Skaten: Tour für Einsteiger

Gute 40 km von Berlin Mitte entfernt liegt Liebenwalde im Norden Berlins. Das hört sich weit an, lässt sich aber idealerweise mit Kanufahrt, gutem Snack mit frischen Fischbrötchen und einem Besuch auf der Straußenfarm in Löwenberg  zu einem aktiven Tagesausflug ausdehnen.

In unmittelbarer Nähe befindet sich eine traumhafte Fahrradstraße durch den Wald, die für den Autoverkehr gesperrt ist. Der Weg hin ist ca. 9 km lang. Da es kein Rundweg ist, ist auch der Rückweg 9 km lang ;-)! Somit sind wir bei ca. 18km.

skaten-liebenwalde-034Wir starten direkt in Liebenwalde. Kostenlose Parkplätze gibt es an der Kreuzung Berliner Str. / Am Kietz.

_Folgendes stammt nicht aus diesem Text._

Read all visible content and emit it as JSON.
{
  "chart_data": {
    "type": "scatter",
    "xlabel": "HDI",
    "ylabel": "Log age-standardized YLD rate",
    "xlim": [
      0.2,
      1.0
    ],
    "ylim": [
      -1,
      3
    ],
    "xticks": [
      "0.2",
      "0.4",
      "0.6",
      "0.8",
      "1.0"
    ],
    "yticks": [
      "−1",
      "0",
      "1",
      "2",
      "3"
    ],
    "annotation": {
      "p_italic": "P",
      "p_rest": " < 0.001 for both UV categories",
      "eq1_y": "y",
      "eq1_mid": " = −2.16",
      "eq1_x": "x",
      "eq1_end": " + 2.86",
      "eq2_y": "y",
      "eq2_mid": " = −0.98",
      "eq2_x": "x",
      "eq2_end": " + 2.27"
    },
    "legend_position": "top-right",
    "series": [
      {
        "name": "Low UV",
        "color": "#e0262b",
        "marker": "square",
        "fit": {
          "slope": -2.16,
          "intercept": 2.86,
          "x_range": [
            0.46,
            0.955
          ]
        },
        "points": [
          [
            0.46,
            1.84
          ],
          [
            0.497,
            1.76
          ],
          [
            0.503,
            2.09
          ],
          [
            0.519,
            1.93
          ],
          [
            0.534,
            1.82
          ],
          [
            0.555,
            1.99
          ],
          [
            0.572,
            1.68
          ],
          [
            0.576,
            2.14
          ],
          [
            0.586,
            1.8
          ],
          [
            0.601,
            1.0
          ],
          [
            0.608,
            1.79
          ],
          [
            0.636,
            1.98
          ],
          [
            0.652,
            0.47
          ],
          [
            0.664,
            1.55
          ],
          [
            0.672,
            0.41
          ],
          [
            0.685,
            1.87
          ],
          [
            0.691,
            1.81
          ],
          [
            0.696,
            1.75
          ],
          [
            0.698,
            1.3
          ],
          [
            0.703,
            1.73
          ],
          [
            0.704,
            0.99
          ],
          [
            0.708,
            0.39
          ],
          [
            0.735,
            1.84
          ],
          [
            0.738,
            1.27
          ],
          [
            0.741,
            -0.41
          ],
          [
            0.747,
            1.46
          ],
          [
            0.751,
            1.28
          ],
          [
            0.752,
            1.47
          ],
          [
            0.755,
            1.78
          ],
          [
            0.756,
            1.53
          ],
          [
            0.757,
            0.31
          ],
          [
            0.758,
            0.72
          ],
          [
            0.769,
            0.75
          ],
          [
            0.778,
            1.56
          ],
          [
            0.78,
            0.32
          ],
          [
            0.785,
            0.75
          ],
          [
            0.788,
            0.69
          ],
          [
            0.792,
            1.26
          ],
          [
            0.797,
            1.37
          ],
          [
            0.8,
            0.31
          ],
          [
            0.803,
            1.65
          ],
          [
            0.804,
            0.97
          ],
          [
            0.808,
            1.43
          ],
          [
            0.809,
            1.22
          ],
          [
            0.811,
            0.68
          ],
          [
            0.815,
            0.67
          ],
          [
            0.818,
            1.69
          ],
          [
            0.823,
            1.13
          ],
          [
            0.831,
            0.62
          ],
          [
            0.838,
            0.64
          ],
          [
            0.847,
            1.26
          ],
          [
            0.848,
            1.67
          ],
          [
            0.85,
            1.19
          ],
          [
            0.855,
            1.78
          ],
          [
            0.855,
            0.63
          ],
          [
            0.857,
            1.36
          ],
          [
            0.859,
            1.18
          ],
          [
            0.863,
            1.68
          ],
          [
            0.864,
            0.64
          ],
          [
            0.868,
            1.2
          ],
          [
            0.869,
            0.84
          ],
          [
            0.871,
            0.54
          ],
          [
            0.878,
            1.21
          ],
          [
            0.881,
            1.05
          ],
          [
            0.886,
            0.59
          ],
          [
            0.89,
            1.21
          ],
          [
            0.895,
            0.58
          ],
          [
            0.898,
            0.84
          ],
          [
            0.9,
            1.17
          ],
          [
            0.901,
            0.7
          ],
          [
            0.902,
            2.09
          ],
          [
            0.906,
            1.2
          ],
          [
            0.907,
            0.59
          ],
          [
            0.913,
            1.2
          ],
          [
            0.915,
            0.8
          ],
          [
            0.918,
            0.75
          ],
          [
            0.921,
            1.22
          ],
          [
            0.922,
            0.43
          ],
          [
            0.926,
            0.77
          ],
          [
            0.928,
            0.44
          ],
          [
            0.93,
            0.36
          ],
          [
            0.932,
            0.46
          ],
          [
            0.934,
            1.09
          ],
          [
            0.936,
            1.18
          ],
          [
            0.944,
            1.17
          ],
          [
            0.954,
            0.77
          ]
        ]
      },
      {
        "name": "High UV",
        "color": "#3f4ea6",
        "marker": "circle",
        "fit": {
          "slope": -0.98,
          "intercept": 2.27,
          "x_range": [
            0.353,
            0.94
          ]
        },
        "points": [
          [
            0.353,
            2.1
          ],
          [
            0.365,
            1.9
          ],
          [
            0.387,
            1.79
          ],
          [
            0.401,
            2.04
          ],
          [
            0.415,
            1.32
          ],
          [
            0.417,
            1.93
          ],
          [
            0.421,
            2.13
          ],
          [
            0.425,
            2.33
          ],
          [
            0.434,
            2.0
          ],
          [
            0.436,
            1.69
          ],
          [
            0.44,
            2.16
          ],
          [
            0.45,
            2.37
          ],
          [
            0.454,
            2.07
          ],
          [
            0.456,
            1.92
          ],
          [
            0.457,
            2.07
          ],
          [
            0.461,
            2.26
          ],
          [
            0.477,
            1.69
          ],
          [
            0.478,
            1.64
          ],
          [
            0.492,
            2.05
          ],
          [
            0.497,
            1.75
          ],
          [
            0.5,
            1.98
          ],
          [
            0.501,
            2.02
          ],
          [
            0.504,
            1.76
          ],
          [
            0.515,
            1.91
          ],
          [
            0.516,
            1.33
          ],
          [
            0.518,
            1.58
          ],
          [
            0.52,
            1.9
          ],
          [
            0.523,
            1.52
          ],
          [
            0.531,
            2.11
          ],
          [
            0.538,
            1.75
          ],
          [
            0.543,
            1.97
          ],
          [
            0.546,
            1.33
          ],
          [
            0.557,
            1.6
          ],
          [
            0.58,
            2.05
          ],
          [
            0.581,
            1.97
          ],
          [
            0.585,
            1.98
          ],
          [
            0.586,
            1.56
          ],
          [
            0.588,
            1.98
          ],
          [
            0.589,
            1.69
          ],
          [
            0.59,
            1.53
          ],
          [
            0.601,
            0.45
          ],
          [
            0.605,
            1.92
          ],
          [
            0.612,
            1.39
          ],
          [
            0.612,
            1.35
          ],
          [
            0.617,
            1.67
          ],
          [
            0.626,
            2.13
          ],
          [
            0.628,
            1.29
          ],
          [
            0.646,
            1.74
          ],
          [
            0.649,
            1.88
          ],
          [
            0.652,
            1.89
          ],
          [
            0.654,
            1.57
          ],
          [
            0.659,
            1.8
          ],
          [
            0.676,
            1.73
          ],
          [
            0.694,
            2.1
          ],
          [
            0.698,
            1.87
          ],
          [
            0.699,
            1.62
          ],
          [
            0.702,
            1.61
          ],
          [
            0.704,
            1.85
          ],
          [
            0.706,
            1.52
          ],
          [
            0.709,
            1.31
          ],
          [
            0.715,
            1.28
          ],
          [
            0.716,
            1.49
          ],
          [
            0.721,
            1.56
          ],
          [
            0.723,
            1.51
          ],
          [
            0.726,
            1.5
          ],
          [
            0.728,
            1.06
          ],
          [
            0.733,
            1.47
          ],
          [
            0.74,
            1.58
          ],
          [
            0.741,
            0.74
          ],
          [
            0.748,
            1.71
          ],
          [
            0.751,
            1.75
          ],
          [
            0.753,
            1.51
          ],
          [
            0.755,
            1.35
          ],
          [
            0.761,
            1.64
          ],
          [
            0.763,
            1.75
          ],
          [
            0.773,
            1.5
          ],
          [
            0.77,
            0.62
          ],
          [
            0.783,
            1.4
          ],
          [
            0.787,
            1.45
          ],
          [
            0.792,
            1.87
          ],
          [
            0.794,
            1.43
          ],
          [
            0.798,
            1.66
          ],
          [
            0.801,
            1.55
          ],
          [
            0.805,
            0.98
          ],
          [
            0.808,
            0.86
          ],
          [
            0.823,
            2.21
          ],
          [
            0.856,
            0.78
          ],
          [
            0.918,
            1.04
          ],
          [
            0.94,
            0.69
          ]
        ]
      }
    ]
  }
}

Wenige Meter von dort entfernt, direkt am Wasser, befindet sich der Kanuverleih und Gastronomie, die zur Erholung bei einem kühlen Blonden an der frischen Luft einlädt.

 

Wir starten auf dem Fußweg und folgen der Hauptstraße Richtung Kreuzbruch. Dieser ist gepflastert und sehr gut zu befahren. Direkt nach dem Ortsschild wechselt der Belag zu feinem Asphalt. Der Weg führt ca. 1 km (nur geschätzt, nicht gemessen!) neben der Straße her.

Jetzt aufpassen. Der Weg führt über eine große Stahlbrücke. Das ist ein wenig anstrengend, viel wichtiger ist aber, das die Fahrradstraße DIREKT hinter der Brücke auf der rechten Seite in den Wald abgeht.

Vor uns liegt nun über ca. 5 km die Fahrradstraße mitten durch den Wald auf etwas grobporigen Asphalt. Hier gibt es nur Natur pur, keine Toiletten und keine Gastronomie. Nach ca. 3 km kommt ein kleiner Holzpavillon. Am Ende der Straße erreicht man den Ortsteil Bernöwe, wo auch ein Gasthof sein soll. Ab dort fahren Autos und der Weg ist nicht mehr optimal zum Skaten.Wir sind dort umgekehrt.

Wer jetzt noch fit ist, dem empfehle ich die ca. 15 minütige Autofahrt zur Straußenfarm in Neulöwenberg. Auch dort kann man die Kalorienspeicher auffüllen und frisches Cholesterinarmes Straußenfleisch oder ein Straußenei im angeschlossenem Shop kaufen. Ein Ausflug lohnt sich auf jeden Fall, denn in der Regel sind die Straußen zu beobachten. Auch die Führung ist sehr zu empfehlen!

Skaten:Bevor es los geht

Skaten ist eine gelenkschonende Möglichkeit die Fitness zu steigern. Somit durchaus geeignet für sportliche Aktivitäten bei Arthrose (bitte vorher mit dem Arzt abklären). Aber nicht ganz ungefährlich. Schnell können Geschwindigkeiten von 20 km/h erreicht werden, allerdings ohne die guten Bremsen eines Fahrrades.

Deswegen sollte grundsätzlich nur mit entsprechenden Protektoren gefahren werden:

Helm, Knie, Ellenbogen und Hand(gelenk)schoner. Auch gute Skatersocken können einer Blasenbildung vorbeugen. Es sieht sicherlich etwas nach Anfänger aus, verhält sich aber ähnlich dem Fahrradfahren mit Helm. Von denen belächelt, die noch nie gestürzt sind…

Doch die besten Protektoren helfen nicht, wenn in vollem Tempo ungebremst ein Baum geknutscht wird. Also gilt es, nach den ersten, meistens etwas unbeholfenen Fahrversuchen, schnellstmöglich das Bremsen und idealerweise das Fallen zu lernen. Am einfachsten geht dieses in einer Skaterschule (wer googelt, der findet).

Alternativ sucht man sich einen erfahrenen Skater und begibt sich auf einen Kurs, der fernab von Autos, Abhängen und Flüssen ist.

Stehen die Bäume nicht direkt am Weg und ist links und rechts neben dem Weg Rasen, so steigen die Chancen für eine weiche ungeplante Landung ;-).